Esta cena repete-se em praticamente todas as corretoras. Não porque os sistemas falhem. Mas porque "correto" e "neutro para o livro" não são a mesma coisa — e poucos sistemas conseguem distingui-los.
O que os sistemas verificam — e o que não conseguem ver
A maioria dos sistemas de corretoras é excelente a verificar a correção: o preço de execução era válido? A negociação foi confirmada? O hedge foi colocado? O LP reconheceu o preenchimento? Estas perguntas têm respostas claras.
Mas há uma pergunta diferente que os sistemas raramente respondem: "Como é que esta negociação se comportou dentro do livro?" É nesse intervalo que nascem a maioria das disputas silenciosas.
O timing que ninguém possui
Numa infraestrutura de corretora típica, cada equipa possui a sua parte: execução, risco, operações, liquidez. Mas ninguém possui o espaço entre.
Se um hedge é colocado 12 segundos mais tarde em vez de 2, nenhum alerta dispara. Nenhuma regra é violada. Nenhum sistema se queixa. Mas o resultado muda. E quando os resultados mudam sem erros visíveis, as pessoas começam a discutir — não sobre a negociação, mas sobre quem deveria ter visto o quê.
Por que o LP e o broker veem a mesma negociação de forma diferente
Do lado do broker: o preço era de mercado, o hedge foi colocado, o preenchimento foi confirmado. Do lado do LP: o hedge chegou tarde, a liquidez já tinha mudado, o preço ainda estava dentro da tolerância. Ambos os lados estão certos. E é exatamente esse o problema.
As disputas hoje não vêm de erros. Vêm da interpretação do timing.
O custo de "dentro da tolerância"
A tolerância existe para absorver ruído. Mas quando muitas negociações caem perto do limite da tolerância, surgem padrões: os preenchimentos inclinam-se ligeiramente numa direção, os custos de cobertura sobem gradualmente, o P&L da sessão deriva, as comparações de desempenho dos LP ficam difusas. Nada parece dramático. Mas os números de fim de mês silenciosamente discordam das expectativas.
Por que estas disputas estão a tornar-se mais comuns
Há dez anos, as disputas eram sobre preços maus, execuções falhadas, slippage evidente. Hoje, os sistemas são mais rápidos e mais limpos. O que sobra são os casos de fronteira: micro-atrasos, posicionamento na fila, limites de sessão, janelas de reconciliação. À medida que a execução melhora, a interpretação pós-execução torna-se o campo de batalha.

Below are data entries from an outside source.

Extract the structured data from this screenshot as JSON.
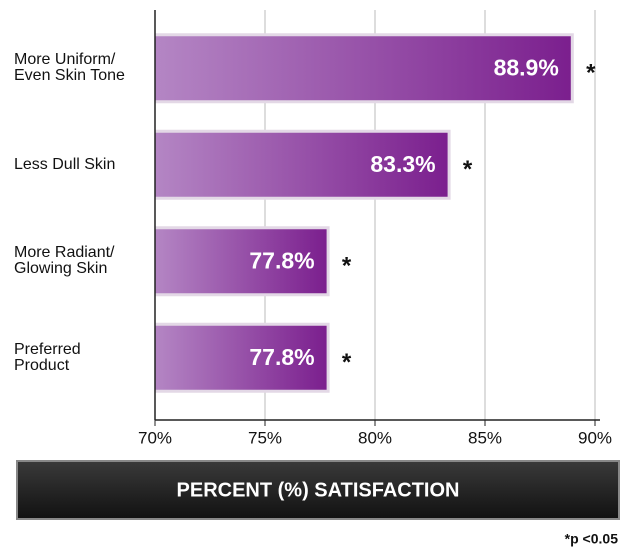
{
  "chart_data": {
    "type": "bar",
    "orientation": "horizontal",
    "categories": [
      "More Uniform/\nEven Skin Tone",
      "Less Dull Skin",
      "More Radiant/\nGlowing Skin",
      "Preferred\nProduct"
    ],
    "values": [
      88.9,
      83.3,
      77.8,
      77.8
    ],
    "value_labels": [
      "88.9%",
      "83.3%",
      "77.8%",
      "77.8%"
    ],
    "annotations": [
      "*",
      "*",
      "*",
      "*"
    ],
    "color": "#7b1f8e",
    "xlim": [
      70,
      90
    ],
    "xticks": [
      {
        "value": 70,
        "label": "70%"
      },
      {
        "value": 75,
        "label": "75%"
      },
      {
        "value": 80,
        "label": "80%"
      },
      {
        "value": 85,
        "label": "85%"
      },
      {
        "value": 90,
        "label": "90%"
      }
    ],
    "grid": true,
    "xlabel": "PERCENT (%) SATISFACTION",
    "footnote": "*p <0.05"
  }
}
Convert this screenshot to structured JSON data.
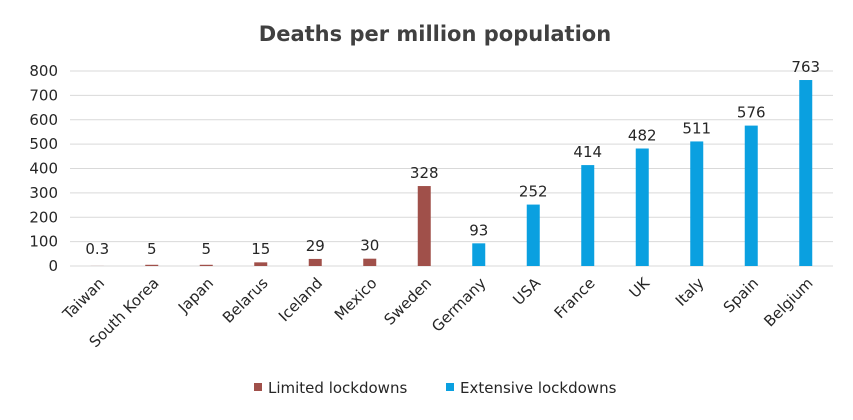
{
  "chart_data": {
    "type": "bar",
    "title": "Deaths per million population",
    "xlabel": "",
    "ylabel": "",
    "ylim": [
      0,
      800
    ],
    "yticks": [
      0,
      100,
      200,
      300,
      400,
      500,
      600,
      700,
      800
    ],
    "grid": true,
    "legend_position": "bottom",
    "categories": [
      "Taiwan",
      "South Korea",
      "Japan",
      "Belarus",
      "Iceland",
      "Mexico",
      "Sweden",
      "Germany",
      "USA",
      "France",
      "UK",
      "Italy",
      "Spain",
      "Belgium"
    ],
    "values": [
      0.3,
      5,
      5,
      15,
      29,
      30,
      328,
      93,
      252,
      414,
      482,
      511,
      576,
      763
    ],
    "data_labels": [
      "0.3",
      "5",
      "5",
      "15",
      "29",
      "30",
      "328",
      "93",
      "252",
      "414",
      "482",
      "511",
      "576",
      "763"
    ],
    "bar_group": [
      0,
      0,
      0,
      0,
      0,
      0,
      0,
      1,
      1,
      1,
      1,
      1,
      1,
      1
    ],
    "series": [
      {
        "name": "Limited lockdowns",
        "color": "#a0504a"
      },
      {
        "name": "Extensive lockdowns",
        "color": "#0aa0e0"
      }
    ]
  }
}
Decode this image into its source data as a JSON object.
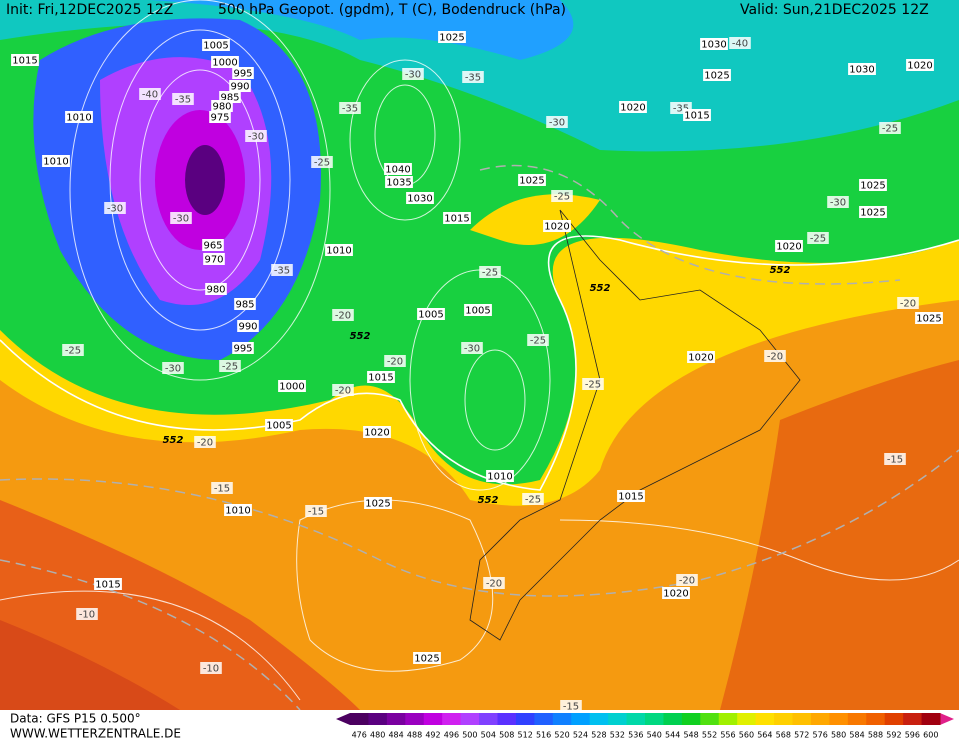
{
  "header": {
    "init": "Init: Fri,12DEC2025 12Z",
    "title": "500 hPa Geopot. (gpdm), T (C), Bodendruck (hPa)",
    "valid": "Valid: Sun,21DEC2025 12Z"
  },
  "footer": {
    "source": "Data: GFS P15 0.500°",
    "website": "WWW.WETTERZENTRALE.DE"
  },
  "pressure_labels": [
    "1005",
    "1015",
    "1000",
    "995",
    "990",
    "985",
    "980",
    "975",
    "1010",
    "1010",
    "965",
    "970",
    "980",
    "985",
    "990",
    "995",
    "1000",
    "1005",
    "1025",
    "1030",
    "1025",
    "1030",
    "1020",
    "1020",
    "1015",
    "1040",
    "1035",
    "1030",
    "1025",
    "1015",
    "1020",
    "1025",
    "1025",
    "1020",
    "1010",
    "1005",
    "1005",
    "1015",
    "1020",
    "1020",
    "1010",
    "1015",
    "1025",
    "1010",
    "1015",
    "1020",
    "1025",
    "1025"
  ],
  "temperature_labels": [
    "-40",
    "-35",
    "-30",
    "-30",
    "-30",
    "-35",
    "-25",
    "-30",
    "-25",
    "-20",
    "-20",
    "-20",
    "-20",
    "-15",
    "-15",
    "-10",
    "-10",
    "-30",
    "-35",
    "-35",
    "-30",
    "-25",
    "-25",
    "-25",
    "-30",
    "-25",
    "-25",
    "-25",
    "-20",
    "-20",
    "-20",
    "-20",
    "-15",
    "-25",
    "-30",
    "-25",
    "-35",
    "-40",
    "-15"
  ],
  "geopotential_labels": [
    "552",
    "552",
    "552",
    "552",
    "552"
  ],
  "colorbar": {
    "labels": [
      476,
      480,
      484,
      488,
      492,
      496,
      500,
      504,
      508,
      512,
      516,
      520,
      524,
      528,
      532,
      536,
      540,
      544,
      548,
      552,
      556,
      560,
      564,
      568,
      572,
      576,
      580,
      584,
      588,
      592,
      596,
      600
    ],
    "colors": [
      "#4b0060",
      "#5a0080",
      "#7a00a0",
      "#9a00c0",
      "#c000e0",
      "#d020f0",
      "#b040ff",
      "#8040ff",
      "#5a30ff",
      "#3040ff",
      "#2060ff",
      "#1080ff",
      "#00a0ff",
      "#00c0f0",
      "#00d0d0",
      "#00d8a8",
      "#00d880",
      "#00d050",
      "#10d020",
      "#50e010",
      "#a0f000",
      "#e0f000",
      "#ffe000",
      "#ffd000",
      "#ffc000",
      "#ffa800",
      "#ff9000",
      "#f87800",
      "#f06000",
      "#e04000",
      "#c82010",
      "#a00010"
    ]
  }
}
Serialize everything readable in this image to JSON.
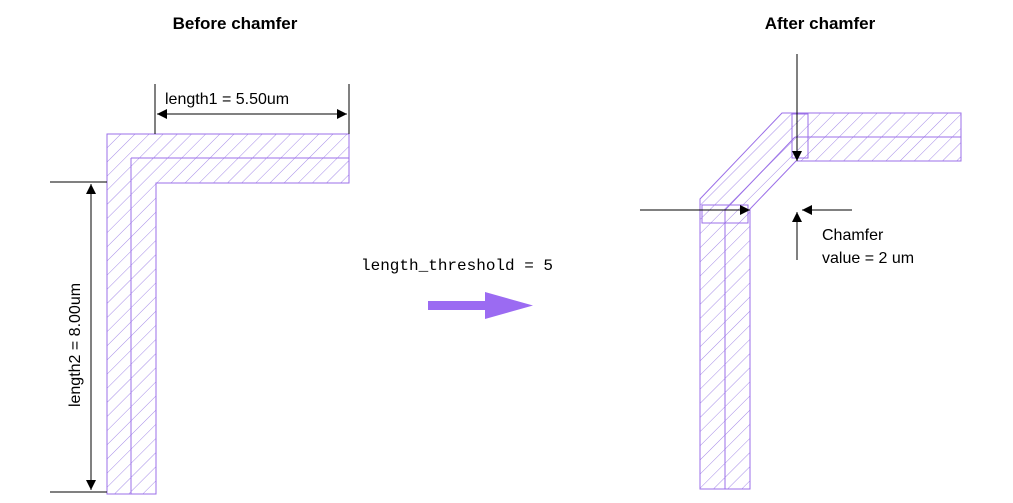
{
  "titles": {
    "before": "Before chamfer",
    "after": "After chamfer"
  },
  "dimensions": {
    "length1": "length1 = 5.50um",
    "length2": "length2 = 8.00um"
  },
  "operation": {
    "parameter": "length_threshold = 5"
  },
  "annotation": {
    "chamfer_line1": "Chamfer",
    "chamfer_line2": "value = 2 um"
  },
  "colors": {
    "wire": "#9b6fe8",
    "arrow": "#9b6bf2",
    "dimension": "#000000"
  }
}
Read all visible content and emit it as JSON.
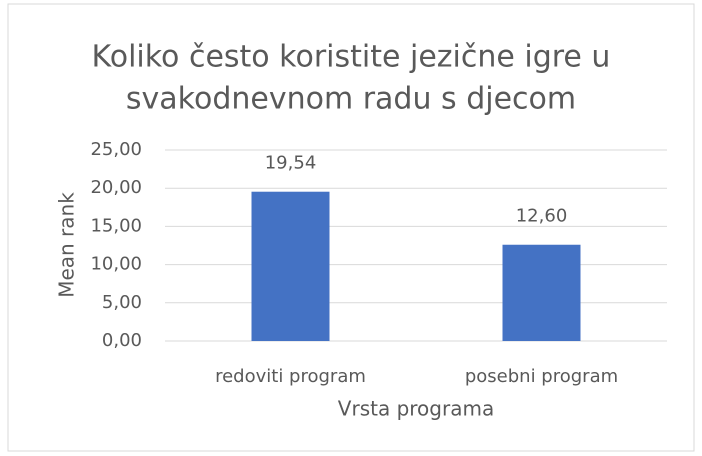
{
  "chart_data": {
    "type": "bar",
    "title": [
      "Koliko često koristite jezične igre u",
      "svakodnevnom radu s djecom"
    ],
    "x_label": "Vrsta programa",
    "y_label": "Mean rank",
    "categories": [
      "redoviti program",
      "posebni program"
    ],
    "values": [
      19.54,
      12.6
    ],
    "value_labels": [
      "19,54",
      "12,60"
    ],
    "color": "#4472c4",
    "ylim": [
      0,
      25
    ],
    "yticks": [
      {
        "value": 0,
        "label": "0,00"
      },
      {
        "value": 5,
        "label": "5,00"
      },
      {
        "value": 10,
        "label": "10,00"
      },
      {
        "value": 15,
        "label": "15,00"
      },
      {
        "value": 20,
        "label": "20,00"
      },
      {
        "value": 25,
        "label": "25,00"
      }
    ],
    "grid": true
  }
}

"Parece bem" é um veredicto perigoso
"Parece bem" geralmente significa: nenhuma regra foi violada, nenhum alerta disparou, nenhum threshold foi cruzado. Não significa: a negociação foi neutra para o livro, o timing foi ótimo, a exposição se comportou como esperado. Quando muitas negociações parecem bem individualmente, ainda podem comportar-se mal em conjunto.
O que realmente reduz estas disputas
Não são mais reuniões nem emails mais longos. É visibilidade partilhada sobre: timing de execução para hedge, deriva por sessão, padrões de resposta dos LP, comportamento da exposição pós-negociação. Quando o timing se torna mensurável, as disputas tornam-se raras.
Para terminar
As negociações mais difíceis de gerir hoje não são as más. São as que parecem bem. Porque "parece bem" deixa espaço para interpretação. E a interpretação é cara.
Quanto mais automatizada e limpa se torna a execução, mais importante é perceber o que acontece depois do clique. É aí que nascem a maioria das disputas modernas — e das perdas silenciosas.